# How Albacore builds ARM64 containers 6x faster with Depot (https://depot.dev/customers/albacore)

Albacore builds autonomous underwater vehicles for defense. Their long-range drone submarine, Ghostfin, runs containerized software across multiple ARM64 compute modules. The software team builds and deploys container images for every module on the vehicle.

Matias Kotlik and Brendon Jackson are senior software engineers at Albacore. We spoke with them about how Depot solved one of the most painful parts of their development workflow: building ARM64 container images without native ARM64 hardware.

## The challenge

<Quote author="Matias Kotlik, Senior Software Engineer">
  "If you try to build an ARM64 Docker image on a non-ARM64 architecture, Docker will handle it for you, but it will
  handle it for you by running everything through QEMU, which makes things incredibly slow."
</Quote>

Albacore's build challenge starts with a hardware constraint. Ghostfin's compute modules run ARM64, but the development team works on x86 machines. Docker can handle the architecture mismatch, but it does so through QEMU emulation, which is painfully slow for anything beyond a trivial image.

The team hit this wall in the first week of the project. Matias ran a local build to see how long it would take, and the answer was: longer than a full workday. "I had something take an entire day once. I left it overnight and I came back and it still wasn't done," he said.

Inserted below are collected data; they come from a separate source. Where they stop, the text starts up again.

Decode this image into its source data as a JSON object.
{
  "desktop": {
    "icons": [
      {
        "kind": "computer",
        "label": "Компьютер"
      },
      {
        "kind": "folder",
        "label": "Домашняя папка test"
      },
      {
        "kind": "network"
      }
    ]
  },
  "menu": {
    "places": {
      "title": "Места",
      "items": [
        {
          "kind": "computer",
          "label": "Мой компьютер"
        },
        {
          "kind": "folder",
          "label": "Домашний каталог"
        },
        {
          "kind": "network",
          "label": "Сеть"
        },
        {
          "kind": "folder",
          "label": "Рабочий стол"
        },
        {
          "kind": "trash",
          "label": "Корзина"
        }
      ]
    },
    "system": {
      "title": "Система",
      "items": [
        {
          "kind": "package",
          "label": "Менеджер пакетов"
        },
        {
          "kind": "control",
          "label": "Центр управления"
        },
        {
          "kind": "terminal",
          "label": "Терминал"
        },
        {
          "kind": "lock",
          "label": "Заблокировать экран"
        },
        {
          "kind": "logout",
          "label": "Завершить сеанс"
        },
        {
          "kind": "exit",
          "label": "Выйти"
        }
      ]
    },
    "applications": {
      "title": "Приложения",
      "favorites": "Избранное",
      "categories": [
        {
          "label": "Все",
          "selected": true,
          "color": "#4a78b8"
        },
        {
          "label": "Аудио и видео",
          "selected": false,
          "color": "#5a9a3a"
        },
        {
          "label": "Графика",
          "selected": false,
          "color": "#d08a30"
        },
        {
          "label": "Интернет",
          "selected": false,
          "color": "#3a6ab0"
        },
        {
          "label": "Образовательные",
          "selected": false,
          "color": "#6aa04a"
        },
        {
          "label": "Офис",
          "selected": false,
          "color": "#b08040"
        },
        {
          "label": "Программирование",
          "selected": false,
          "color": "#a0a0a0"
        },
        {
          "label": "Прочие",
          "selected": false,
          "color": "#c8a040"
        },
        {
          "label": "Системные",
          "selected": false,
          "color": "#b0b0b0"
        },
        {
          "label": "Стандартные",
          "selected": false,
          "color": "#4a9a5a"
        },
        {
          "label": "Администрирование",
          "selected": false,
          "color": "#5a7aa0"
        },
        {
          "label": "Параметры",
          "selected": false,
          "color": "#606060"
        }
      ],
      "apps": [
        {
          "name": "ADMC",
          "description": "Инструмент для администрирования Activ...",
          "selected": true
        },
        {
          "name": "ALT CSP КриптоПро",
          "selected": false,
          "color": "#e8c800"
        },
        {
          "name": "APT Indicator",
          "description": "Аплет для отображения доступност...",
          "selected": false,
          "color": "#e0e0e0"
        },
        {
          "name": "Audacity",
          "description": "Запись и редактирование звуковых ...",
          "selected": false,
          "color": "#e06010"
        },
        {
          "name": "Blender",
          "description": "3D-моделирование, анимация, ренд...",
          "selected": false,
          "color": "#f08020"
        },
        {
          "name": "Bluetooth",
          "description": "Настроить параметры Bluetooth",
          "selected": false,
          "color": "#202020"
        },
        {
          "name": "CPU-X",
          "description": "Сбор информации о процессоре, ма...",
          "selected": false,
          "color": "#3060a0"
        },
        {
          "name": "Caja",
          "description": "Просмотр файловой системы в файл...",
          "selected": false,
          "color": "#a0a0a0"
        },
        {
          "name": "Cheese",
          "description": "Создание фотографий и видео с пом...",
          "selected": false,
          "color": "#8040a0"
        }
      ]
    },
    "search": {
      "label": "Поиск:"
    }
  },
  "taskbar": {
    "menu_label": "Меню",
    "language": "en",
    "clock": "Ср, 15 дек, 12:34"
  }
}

With approximately 20 containerized modules to build and deploy to the robot, that kind of build time wasn't just inconvenient. It was a blocker. The alternative was setting up dedicated ARM64 build infrastructure, which would have been its own project. "I was very happy that I didn't have to go set up a bunch of EC2 instances to do this for me," Matias said, "because that also would have been painful."

## The solution

<Quote author="Matias Kotlik, Senior Software Engineer">
  "Part of the appeal was that it was very easy to integrate into my existing workflow and just start using it."
</Quote>

Today, Albacore's build workflow runs through Depot. A developer makes a code change, Depot builds the container, and Depot pushes the tagged image to GHCR. The robot pulls the new image through a dev laptop acting as a pull-through cache. The build step that used to block everything is now just part of the flow.

Matias found Depot through a search and liked that it was a straightforward drop-in for his existing workflow. Setup was fast. Brendon, who joined the team after Depot was already in use, confirmed the onboarding experience was smooth. "The Depot setup from start to finish was a breeze," he said.

Albacore's Depot usage expanded organically. What started with container builds grew to include GitHub Actions runners after Matias noticed Depot's pricing. "At some point we realized your GitHub Actions runners are cheaper than GitHub's, so then I just replaced all of our GitHub runners with yours," he said.

The key benefits for Albacore include:

* **Native ARM64 builds**: Depot builds ARM64 images on native hardware, eliminating the QEMU emulation layer that made local builds take overnight.
* **Layer caching without local overhead**: With multiple containerized modules to build, local Docker cache would balloon quickly. "I don't need to have 800 gigabytes of Docker layer cache on my machine, which would be very annoying," Matias said.
* **Drop-in setup**: Depot integrated into the team's existing workflow without requiring changes to their Dockerfiles or build process. Brendon, who onboarded after Depot was already in place, experienced no friction getting set up locally or handling API keys.
* **Responsive support**: When the team needed faster builds, they emailed Depot and got a response within an hour, including an upgrade to 200-core builders.

The team's reliance on Depot became clear after our chat. When Matias went to run a local build for the first time in months for benchmarking, he realized the entire team had shifted to building exclusively through Depot. It had simply become the default.

## The measurable impact

<Quote author="Matias Kotlik, Senior Software Engineer">
  "For each code change we need to rebuild the container and redeploy to the robot. If we're iterating on hardware, 4-5
  people are just sitting around waiting to rebuild. Depot has probably saved us hundreds of hours."
</Quote>

Faster builds have a big impact because the team delivers software to remote hardware. Every code change means rebuilding a container and redeploying to the robot, and before Depot that loop could stall the whole team.

Improved build times for Albacore's 64-bit ARM architecture:

* **Uncached builds**: from 30–40 minutes locally to 5–10 minutes on Depot
* **Cached builds**: from 1–2 minutes locally to 10–20 seconds on Depot

The impact was even more dramatic on Albacore's previous 32-bit ARM architecture, where local uncached builds took 12+ hours. On Depot, the same builds dropped to 3 hours uncached and 2 minutes cached.

## Looking ahead

Albacore's use of Depot has grown from a single container build workflow into the default for the whole software team, so much so that local builds have quietly stopped happening. With a reliable build foundation in place, the team can focus on iterating on Ghostfin instead of waiting on infrastructure.